Núñez Feijóo fez essa reflexão perante o Círculo de Empresários Bascos, que reúne representantes das principais empresas do País Basco, no âmbito da visita que realizou ao País Basco, onde também visitou as instalações da Petronor em Muskiz (Bizkaia).
Em sua intervenção, ele se referiu à apreensão do passaporte de Begoña Gómez e à decisão do juiz de autorizá-la a viajar esta semana para a formatura de sua filha em Londres, mas não para a cúpula da OTAN em Ancara (Turquia).
“Hoje temos um presidente do Governo cuja esposa não pode acompanhá-lo porque lhe retiraram o passaporte. Mas o problema não é esse; o problema é que toda a União Europeia ficará sabendo disso e, mais ainda, toda a OTAN ficará sabendo, pois o que se pretendia era que a esposa do presidente acompanhasse o presidente do governo a uma suposta reunião da OTAN”, acrescentou.
Feijóo indicou que não se pode submeter a Espanha a esse “custo de reputação”. Segundo ele, independentemente de concordarem ou não com a decisão do juiz, existe um “enorme custo de reputação para a Espanha”.

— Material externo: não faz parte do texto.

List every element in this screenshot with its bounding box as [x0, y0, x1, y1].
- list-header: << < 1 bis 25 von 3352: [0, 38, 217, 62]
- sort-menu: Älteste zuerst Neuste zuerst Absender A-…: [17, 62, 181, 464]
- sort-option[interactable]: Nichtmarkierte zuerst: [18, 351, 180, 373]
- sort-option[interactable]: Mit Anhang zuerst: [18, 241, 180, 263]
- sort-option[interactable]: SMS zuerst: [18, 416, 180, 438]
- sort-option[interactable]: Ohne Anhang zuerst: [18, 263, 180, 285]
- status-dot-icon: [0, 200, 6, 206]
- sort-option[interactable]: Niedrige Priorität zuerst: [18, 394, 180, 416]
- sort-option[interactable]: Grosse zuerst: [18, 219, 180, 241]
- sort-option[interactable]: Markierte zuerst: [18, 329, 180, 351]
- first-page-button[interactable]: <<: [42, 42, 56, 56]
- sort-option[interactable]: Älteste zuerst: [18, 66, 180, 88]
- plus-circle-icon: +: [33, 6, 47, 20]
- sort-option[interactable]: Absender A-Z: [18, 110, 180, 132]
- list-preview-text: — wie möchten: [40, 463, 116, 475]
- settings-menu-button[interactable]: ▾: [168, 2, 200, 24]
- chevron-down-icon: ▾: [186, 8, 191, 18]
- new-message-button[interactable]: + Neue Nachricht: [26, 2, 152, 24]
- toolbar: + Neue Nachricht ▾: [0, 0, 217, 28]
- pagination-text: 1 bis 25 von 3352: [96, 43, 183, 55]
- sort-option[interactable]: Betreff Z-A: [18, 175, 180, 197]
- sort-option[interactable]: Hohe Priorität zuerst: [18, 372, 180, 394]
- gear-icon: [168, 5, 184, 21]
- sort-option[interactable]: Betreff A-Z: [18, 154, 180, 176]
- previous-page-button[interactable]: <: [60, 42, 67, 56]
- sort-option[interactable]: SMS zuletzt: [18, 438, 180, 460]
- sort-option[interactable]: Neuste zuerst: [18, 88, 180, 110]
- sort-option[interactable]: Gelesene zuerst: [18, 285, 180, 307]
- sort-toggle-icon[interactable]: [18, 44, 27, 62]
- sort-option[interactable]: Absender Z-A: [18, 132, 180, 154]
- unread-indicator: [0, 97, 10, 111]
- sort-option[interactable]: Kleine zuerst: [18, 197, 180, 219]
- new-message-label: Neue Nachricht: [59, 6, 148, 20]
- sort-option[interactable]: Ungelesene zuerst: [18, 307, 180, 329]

“E hoje, os 1.100 milhões de cidadãos que estamos sob a égide da OTAN, seus primeiros-ministros, todos ficarão sabendo que a esposa do primeiro-ministro espanhol não pôde viajar porque seu passaporte foi apreendido em seu próprio país. Isso, insisto, não podemos nos acostumar com isso”, afirmou.
Além disso, no encontro, ele transmitiu aos empresários bascos que não há nenhuma diferença ideológica que “permita prolongar um ciclo político de corrupção generalizada”.
Em sua intervenção, ele enfatizou que nenhuma empresa, nem mesmo uma comunidade de vizinhos, resistiria a “uma forma de governar como a que a Espanha tem atualmente” e defendeu a necessidade de voltar a discutir as questões que marcarão o futuro das próximas décadas, como a habitação, o controle de fronteiras, a saúde pública ou a economia.
Em sua opinião, o “clima de corrupção” que a Espanha vive está gerando uma situação de “enorme gravidade” para a sociedade, as famílias e as empresas. “Quem realmente acredita em um projeto comum de prosperidade não pode se contentar em apoiar um projeto político como este. Venho falar com vocês sobre o projeto comum, que é a Espanha, dentro da realidade territorial”, acrescentou.
Além disso, aproveitou seu encontro com os empresários bascos para lhes anunciar uma estratégia de competitividade industrial, que tem como eixos a tributação, maior segurança jurídica e menos burocracia, a política energética, os recursos humanos e o projeto nacional.